Maman Poulet | Clucking away crookedly through media, politics and life

It’s nothing to do with Simon Coveney, bless him

September 15th, 2010 · 1 Comment · Irish Politics, Uncategorized

The biggest political party in the land are in a hotel in the west and invite the media to observe and interview them – it’s a think-in, time to rebuild the country, serious work to be done, lots of men to come and talk to the politicians about what needs to be done.

The Prime Minister of Ireland stays up very late singing and doing impressions in the hotel bar like some Student Union hack and does an interview (which he is late for) on Morning Ireland (who must be delighted with their scoop and web traffic) and is tired, muffled and stumbling.

By the time that the interview finished people were texting each other, twittering and going online. There were demands for the interview recording and then questions were being asked.

Simon Coveney TD who has only ever sent 18 tweets and would not be expert in the medium to any degree expressed his views and became the target for the Fianna Fáil battering ram. The political correspondents who were in Galway may have been still asleep when Cowen did the interview given that some of them were up late enough themselves watching Cowen doing his impresssions of Micheal O’Muircheartaigh and Philip Walton (?) amongst others. If Cowen had not gone on Morning Ireland there might have been a few little references to the Taoiseach singing and party unity etc. and nothing more would have been said.

But shortly after 9am people started rining into John Murray’s programme on Radio 1, Today FM’s Ray Darcy and local radio stations. The recording became available, and the clips went out on Pat Kenny and times, songs and impressions started to emerge. Editors rang their political correspondents and people got out of bed and started to ask questions.

FF went into spin mode, Newstalk who can’t get government ministers to appear without extreme grovelling had Dermot Ahern in situ to defend the Taoiseach and the message agreed to by him, Micheal Martin and Mary Hanafin who appeared on radio throughout the day was the hoarseness and nasal congestion and it was all Simon Coveney’s fault.

And Fianna Fáil continue to want you to believe that it’s Simon’s fault.

Not a failure in judgement, not one of many incidents when the Taoiseach has been ill or ill-prepared. Not a story which has appeared in the New York Times, Channel 4 News and numerous other international media outlets – Mary Minihan has a piece in today’s Irish Times.

Simon Coveney could not lead a football team bless him, never mind a revolution against the behaviour, tone and attitude of the Taoiseach. And the same goes for his colleagues in Fine Gael – they have failed on numerous confidence votes in the present Dáil to inflict a scratch on him.

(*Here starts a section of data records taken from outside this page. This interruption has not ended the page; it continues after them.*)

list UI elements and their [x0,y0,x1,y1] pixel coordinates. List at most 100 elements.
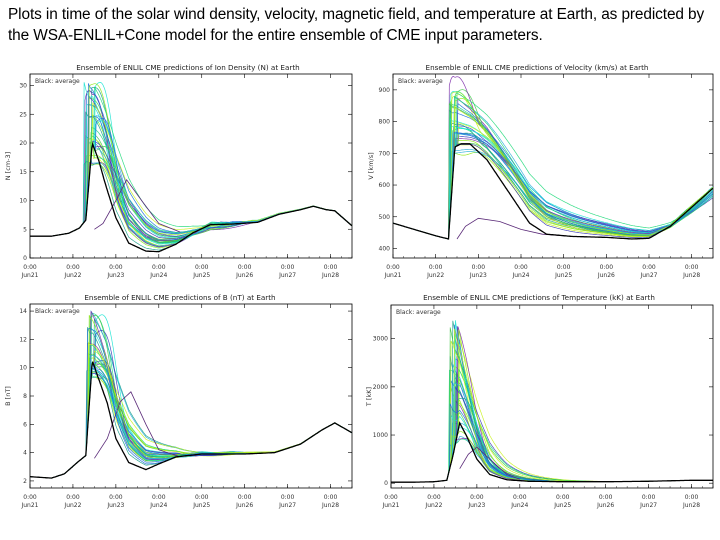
ensemble-series-line [30,102,352,237]
y-tick-label: 3000 [373,336,388,343]
x-tick-time: 0:00 [324,494,338,501]
x-tick-date: Jun22 [426,272,444,279]
y-axis-label: B [nT] [4,386,12,406]
ensemble-series-line [30,361,352,479]
chart-velocity: Ensemble of ENLIL CME predictions of Vel… [367,63,714,279]
ensemble-series-line [393,122,713,240]
x-tick-time: 0:00 [195,264,209,271]
legend-label: Black: average [396,309,441,316]
x-tick-date: Jun25 [554,272,572,279]
ensemble-series-line [30,352,352,479]
ensemble-series-line [30,377,352,479]
x-tick-date: Jun24 [149,272,167,279]
y-tick-label: 500 [379,214,391,221]
x-tick-time: 0:00 [642,264,656,271]
ensemble-series-line [30,120,352,245]
x-tick-time: 0:00 [386,264,400,271]
chart-title: Ensemble of ENLIL CME predictions of Tem… [423,293,655,302]
ensemble-series-line [30,360,352,479]
x-tick-date: Jun23 [106,502,124,509]
ensemble-series-line [30,361,352,479]
ensemble-series-line [391,340,713,483]
x-tick-time: 0:00 [514,264,528,271]
x-tick-time: 0:00 [685,494,699,501]
x-tick-time: 0:00 [427,494,441,501]
x-tick-date: Jun28 [321,502,339,509]
ensemble-series-line [391,334,713,483]
ensemble-series-line [30,361,352,479]
ensemble-series-line [30,115,352,237]
ensemble-series-line [391,358,713,483]
ensemble-series-line [391,438,713,483]
ensemble-series-line [393,143,713,240]
x-tick-time: 0:00 [556,494,570,501]
ensemble-series-line [30,82,352,239]
chart-density: Ensemble of ENLIL CME predictions of Ion… [4,63,353,279]
y-tick-label: 25 [19,111,27,118]
x-tick-date: Jun26 [235,272,253,279]
ensemble-series-line [391,383,713,483]
ensemble-series-line [391,339,713,483]
ensemble-series-line [391,397,713,483]
ensemble-series-line [391,326,713,483]
x-tick-time: 0:00 [195,494,209,501]
average-series-line [30,141,352,253]
x-tick-date: Jun22 [63,502,81,509]
ensemble-series-line [30,111,352,238]
x-tick-date: Jun26 [596,502,614,509]
ensemble-series-line [30,357,352,479]
plot-frame [29,303,353,489]
ensemble-series-line [391,437,713,483]
ensemble-series-line [30,90,352,243]
x-tick-date: Jun22 [63,272,81,279]
y-tick-label: 900 [379,87,391,94]
ensemble-series-line [391,382,713,483]
ensemble-series-line [391,326,713,483]
ensemble-series-line [30,82,352,247]
x-tick-date: Jun28 [682,272,700,279]
ensemble-series-line [30,86,352,237]
average-series-line [30,361,352,479]
ensemble-series-line [391,328,713,483]
outlier-series-line [456,217,564,240]
x-tick-time: 0:00 [152,494,166,501]
y-axis-label: V [km/s] [367,152,375,179]
x-tick-time: 0:00 [513,494,527,501]
chart-magnetic-field: Ensemble of ENLIL CME predictions of B (… [4,293,353,509]
ensemble-series-line [391,365,713,483]
y-tick-label: 800 [379,119,391,126]
ensemble-series-line [30,161,352,242]
ensemble-series-line [30,341,352,479]
ensemble-series-line [391,380,713,483]
y-tick-label: 5 [23,226,27,233]
x-tick-time: 0:00 [470,494,484,501]
y-tick-label: 0 [23,255,27,262]
x-tick-time: 0:00 [66,494,80,501]
x-tick-date: Jun26 [235,502,253,509]
plot-area [30,82,352,253]
slide-title: Plots in time of the solar wind density,… [8,6,705,44]
ensemble-series-line [391,403,713,483]
x-tick-time: 0:00 [642,494,656,501]
ensemble-series-line [391,364,713,483]
chart-temperature: Ensemble of ENLIL CME predictions of Tem… [365,293,714,509]
x-tick-date: Jun23 [469,272,487,279]
outlier-series-line [459,446,520,480]
ensemble-series-line [393,126,713,240]
ensemble-series-line [30,117,352,241]
ensemble-series-line [391,372,713,483]
ensemble-series-line [391,386,713,483]
ensemble-series-line [393,117,713,240]
x-tick-date: Jun24 [149,502,167,509]
plot-area [30,309,352,479]
x-tick-date: Jun21 [381,502,399,509]
ensemble-series-line [391,400,713,483]
ensemble-series-line [391,413,713,483]
panel-velocity: Ensemble of ENLIL CME predictions of Vel… [357,62,720,285]
ensemble-series-line [391,320,713,483]
ensemble-series-line [30,104,352,239]
x-tick-date: Jun22 [424,502,442,509]
ensemble-series-line [30,361,352,479]
ensemble-series-line [393,144,713,240]
ensemble-series-line [30,343,352,479]
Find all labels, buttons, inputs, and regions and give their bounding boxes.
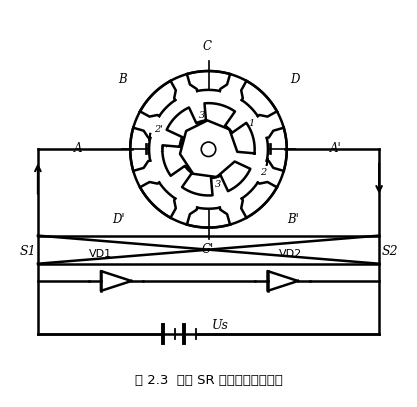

While Fianna Fáil were at dinner on Monday night, many of the population were watching Freefall and again noting how Ahern and Cowen were fingered for the banking regulation collapse but still blamed it on Lehman. On Monday Brian Lenihan warned the Irish public that even more cuts in spending were coming and more services would suffer.

As P. O’Neill points out there were many more problems with Cowen’s interview other than how he sounded. These should be the media’s talking points – his ineptitude on the policy matters under discussion and fixing the problems that he and his government have caused.